Sylvia Lee’s influence can best be measured by the principal singers she has worked with. A greatly abbreviated list would include scores of emerging artists at the institutions of higher education, at the Metropolitan Opera, New York City Opera, and at Curtis, as well as a bevy of stars including Kathleen Battle, Jessye Norman, Marian Anderson, Robert McFerrin, Grace Bumbry, and Simon Estes. While much of her work involved coaching and playing the standard classical operatic and art song repertoire, her long association with the Schiller Institute took her to many colleges and universities to conduct master classes on the African American Spiritual, alone, and with William Warfield. One year before her death on April 10, 2004, Oberlin Conservatory conferred upon her an Honorary Doctor of Music Degree.
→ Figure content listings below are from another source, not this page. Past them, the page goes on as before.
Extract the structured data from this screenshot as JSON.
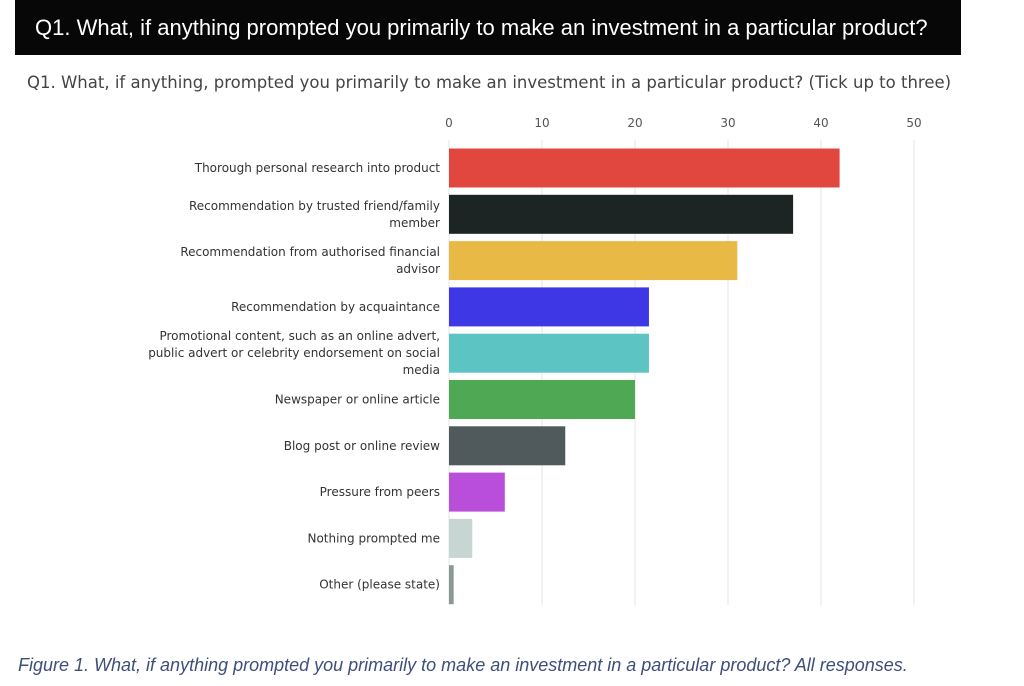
{
  "header": {
    "title": "Q1. What, if anything prompted you primarily to make an investment in a particular product?"
  },
  "chart_data": {
    "type": "bar",
    "orientation": "horizontal",
    "title": "Q1. What, if anything, prompted you primarily to make an investment in a particular product? (Tick up to three)",
    "xlabel": "",
    "ylabel": "",
    "xlim": [
      0,
      50
    ],
    "ticks": [
      0,
      10,
      20,
      30,
      40,
      50
    ],
    "grid": true,
    "axis_position": "top",
    "categories": [
      "Thorough personal research into product",
      "Recommendation by trusted friend/family member",
      "Recommendation from authorised financial advisor",
      "Recommendation by acquaintance",
      "Promotional content, such as an online advert, public advert or celebrity endorsement on social media",
      "Newspaper or online article",
      "Blog post or online review",
      "Pressure from peers",
      "Nothing prompted me",
      "Other (please state)"
    ],
    "category_lines": [
      [
        "Thorough personal research into product"
      ],
      [
        "Recommendation by trusted friend/family",
        "member"
      ],
      [
        "Recommendation from authorised financial",
        "advisor"
      ],
      [
        "Recommendation by acquaintance"
      ],
      [
        "Promotional content, such as an online advert,",
        "public advert or celebrity endorsement on social",
        "media"
      ],
      [
        "Newspaper or online article"
      ],
      [
        "Blog post or online review"
      ],
      [
        "Pressure from peers"
      ],
      [
        "Nothing prompted me"
      ],
      [
        "Other (please state)"
      ]
    ],
    "values": [
      42,
      37,
      31,
      21.5,
      21.5,
      20,
      12.5,
      6,
      2.5,
      0.5
    ],
    "colors": [
      "#e2473f",
      "#1c2424",
      "#e9b945",
      "#3e37e6",
      "#5cc4c2",
      "#4fa854",
      "#50595b",
      "#b84ed9",
      "#c7d6d2",
      "#8a9995"
    ]
  },
  "caption": {
    "text": "Figure 1. What, if anything prompted you primarily to make an investment in a particular product? All responses."
  }
}
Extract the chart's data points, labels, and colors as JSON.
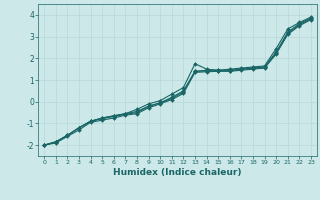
{
  "xlabel": "Humidex (Indice chaleur)",
  "ylabel": "",
  "bg_color": "#cce8e8",
  "grid_color": "#b8d8d8",
  "line_color": "#1a6666",
  "xlim": [
    -0.5,
    23.5
  ],
  "ylim": [
    -2.5,
    4.5
  ],
  "xticks": [
    0,
    1,
    2,
    3,
    4,
    5,
    6,
    7,
    8,
    9,
    10,
    11,
    12,
    13,
    14,
    15,
    16,
    17,
    18,
    19,
    20,
    21,
    22,
    23
  ],
  "yticks": [
    -2,
    -1,
    0,
    1,
    2,
    3,
    4
  ],
  "series": [
    [
      -2.0,
      -1.85,
      -1.55,
      -1.2,
      -0.9,
      -0.75,
      -0.65,
      -0.55,
      -0.35,
      -0.1,
      0.05,
      0.35,
      0.65,
      1.75,
      1.5,
      1.45,
      1.5,
      1.55,
      1.6,
      1.65,
      2.45,
      3.35,
      3.65,
      3.9
    ],
    [
      -2.0,
      -1.85,
      -1.55,
      -1.2,
      -0.9,
      -0.75,
      -0.65,
      -0.55,
      -0.45,
      -0.2,
      -0.05,
      0.2,
      0.5,
      1.4,
      1.45,
      1.45,
      1.45,
      1.5,
      1.55,
      1.6,
      2.3,
      3.2,
      3.6,
      3.85
    ],
    [
      -2.0,
      -1.85,
      -1.55,
      -1.2,
      -0.9,
      -0.78,
      -0.68,
      -0.58,
      -0.5,
      -0.22,
      -0.05,
      0.15,
      0.45,
      1.4,
      1.42,
      1.42,
      1.42,
      1.5,
      1.55,
      1.58,
      2.25,
      3.15,
      3.55,
      3.82
    ],
    [
      -2.0,
      -1.9,
      -1.6,
      -1.3,
      -0.95,
      -0.85,
      -0.75,
      -0.62,
      -0.55,
      -0.28,
      -0.1,
      0.1,
      0.38,
      1.35,
      1.38,
      1.4,
      1.4,
      1.45,
      1.5,
      1.55,
      2.2,
      3.1,
      3.5,
      3.78
    ]
  ]
}
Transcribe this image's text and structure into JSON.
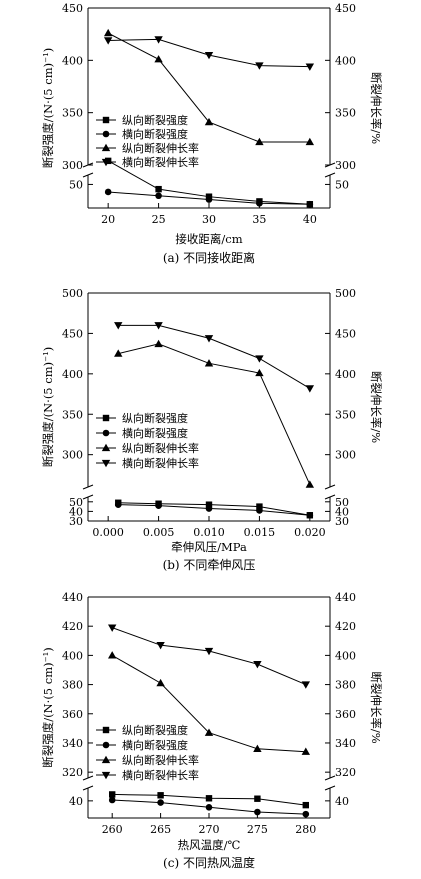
{
  "chart_data": [
    {
      "type": "line",
      "caption": "(a) 不同接收距离",
      "xlabel": "接收距离/cm",
      "ylabel": "断裂强度/(N·(5 cm)⁻¹)",
      "y2label": "断裂伸长率/%",
      "x": [
        20,
        25,
        30,
        35,
        40
      ],
      "xticks": [
        "20",
        "25",
        "30",
        "35",
        "40"
      ],
      "xlim": [
        18,
        42
      ],
      "break": {
        "lower": [
          25,
          60
        ],
        "upper": [
          300,
          450
        ]
      },
      "yticks_lower": [
        50
      ],
      "yticks_upper": [
        300,
        350,
        400,
        450
      ],
      "legend": "left",
      "series": [
        {
          "name": "纵向断裂强度",
          "marker": "square",
          "axis": "left",
          "values": [
            75,
            45,
            37,
            32,
            29
          ]
        },
        {
          "name": "横向断裂强度",
          "marker": "circle",
          "axis": "left",
          "values": [
            42,
            38,
            34,
            30,
            29
          ]
        },
        {
          "name": "纵向断裂伸长率",
          "marker": "triangle-up",
          "axis": "right",
          "values": [
            426,
            401,
            341,
            322,
            322
          ]
        },
        {
          "name": "横向断裂伸长率",
          "marker": "triangle-down",
          "axis": "right",
          "values": [
            419,
            420,
            405,
            395,
            394
          ]
        }
      ]
    },
    {
      "type": "line",
      "caption": "(b) 不同牵伸风压",
      "xlabel": "牵伸风压/MPa",
      "ylabel": "断裂强度/(N·(5 cm)⁻¹)",
      "y2label": "断裂伸长率/%",
      "x": [
        0.001,
        0.005,
        0.01,
        0.015,
        0.02
      ],
      "xticks": [
        "0.000",
        "0.005",
        "0.010",
        "0.015",
        "0.020"
      ],
      "xtick_values": [
        0,
        0.005,
        0.01,
        0.015,
        0.02
      ],
      "xlim": [
        -0.002,
        0.022
      ],
      "break": {
        "lower": [
          30,
          55
        ],
        "upper": [
          260,
          500
        ]
      },
      "yticks_lower": [
        30,
        40,
        50
      ],
      "yticks_upper": [
        300,
        350,
        400,
        450,
        500
      ],
      "legend": "left",
      "series": [
        {
          "name": "纵向断裂强度",
          "marker": "square",
          "axis": "left",
          "values": [
            49,
            48,
            47,
            45,
            36
          ]
        },
        {
          "name": "横向断裂强度",
          "marker": "circle",
          "axis": "left",
          "values": [
            47,
            46,
            43,
            41,
            36
          ]
        },
        {
          "name": "纵向断裂伸长率",
          "marker": "triangle-up",
          "axis": "right",
          "values": [
            425,
            437,
            413,
            401,
            263
          ]
        },
        {
          "name": "横向断裂伸长率",
          "marker": "triangle-down",
          "axis": "right",
          "values": [
            460,
            460,
            444,
            419,
            382
          ]
        }
      ]
    },
    {
      "type": "line",
      "caption": "(c) 不同热风温度",
      "xlabel": "热风温度/℃",
      "ylabel": "断裂强度/(N·(5 cm)⁻¹)",
      "y2label": "断裂伸长率/%",
      "x": [
        260,
        265,
        270,
        275,
        280
      ],
      "xticks": [
        "260",
        "265",
        "270",
        "275",
        "280"
      ],
      "xlim": [
        257.5,
        282.5
      ],
      "break": {
        "lower": [
          36,
          43
        ],
        "upper": [
          316,
          440
        ]
      },
      "yticks_lower": [
        40
      ],
      "yticks_upper": [
        320,
        340,
        360,
        380,
        400,
        420,
        440
      ],
      "legend": "left",
      "series": [
        {
          "name": "纵向断裂强度",
          "marker": "square",
          "axis": "left",
          "values": [
            41.5,
            41.3,
            40.6,
            40.5,
            39.0
          ]
        },
        {
          "name": "横向断裂强度",
          "marker": "circle",
          "axis": "left",
          "values": [
            40.2,
            39.6,
            38.5,
            37.4,
            36.9
          ]
        },
        {
          "name": "纵向断裂伸长率",
          "marker": "triangle-up",
          "axis": "right",
          "values": [
            400,
            381,
            347,
            336,
            334
          ]
        },
        {
          "name": "横向断裂伸长率",
          "marker": "triangle-down",
          "axis": "right",
          "values": [
            419,
            407,
            403,
            394,
            380
          ]
        }
      ]
    }
  ]
}
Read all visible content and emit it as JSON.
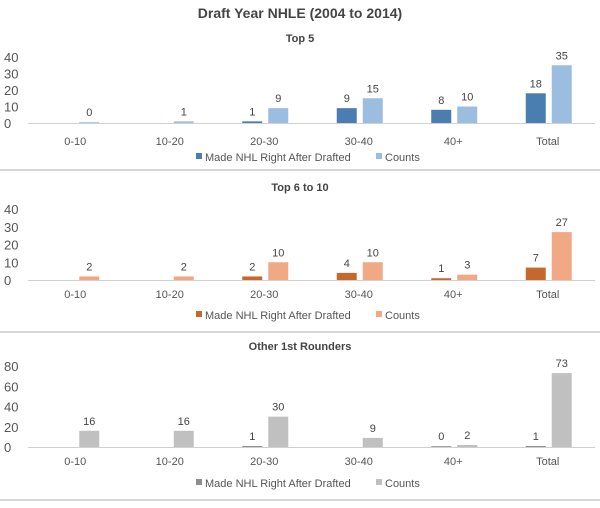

I shall never forget her fearlessness and musical competence which she demonstrated at the Hall Johnson Centennial Festival, which I produced at Rowan University (then Glassboro State College) in 1988. It was a three-day retrospective of the life and works of Hall Johnson that featured headliners Jester Hairston, William Warfield, Leonard De Paur, D. Antoinette Handy, three choral concerts, and five solo recitals of Hall Johnson’s music. One day before the festival was to begin, John Motley, former accompanist for Marian Anderson, who was scheduled to play for John Morrison (then tenor soloist at Riverside Church), and Dr. Blanche Foreman (a former pupil of mine who was then on the faculty at Vassar), cancelled for personal reasons. Morrison’s recital was of Hall Johnson’s original art songs, and Foreman’s of familiar Spirituals. Without batting an eye, Sylvia, who had been hired to play recitals for Gregory Hopkins and Barbara Dever, stepped in, and with only a single rehearsal, played John Morrison’s recital admirably and to the enthusiastic acclaim of the audience. I played Dr. Foreman’s recital which also delighted the audience. Both performances are preserved on the 4-CD album, The Best of the Hall Johnson Centennial Festival. I shall forever be grateful to her for her help in rescuing the festival and for her contribution to the performances of those rarely heard, and not previously recorded, works. “Thank you, Sylvia.” You live on in our memory and in these performances.